Much has been written about the conflict between science and religion, with scientists themselves on both sides of the issue. Some, in awe of the design and spectacular wonder of the creation, believe it is impossible that this all occurred by accident. Or as the psalmist write, "The heavens declare the glory of God." That is, God's signature is all over creation.

Other scientists, like Richard Dawkins, ridicule faith, much as Marx calls religion the opiate of the masses. Gober cites Dawkins' remark in the preface: "What is faith but belief without evidence?" In response, the author of the Book of Hebrews in the Christian New Testament states that Faith is the evidence of things unseen.

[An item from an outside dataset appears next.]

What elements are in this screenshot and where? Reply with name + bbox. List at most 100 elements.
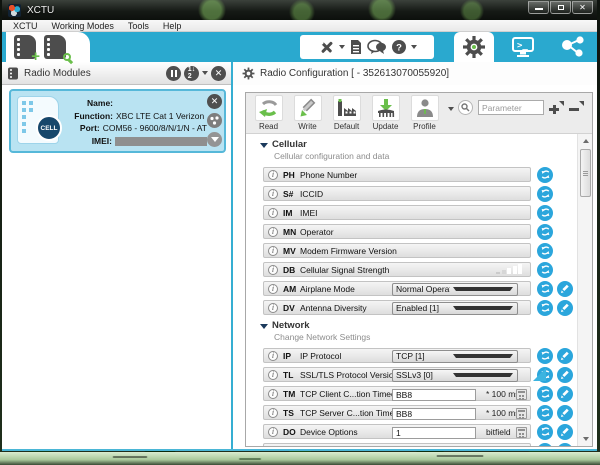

The front cover features a quote by former Harvard University neurosurgeon Eben Alexander, MD, comparing the ideas in this book to the Copernican Revolution, which he states will be minor in contrast. The word "revolution" is probably misleading, though. The ideas of Copernicus probably took a century to become adopted as accepted wisdom.

An End to Upside Down Thinking is a 2018 release by Waterside Press and available on Amazon.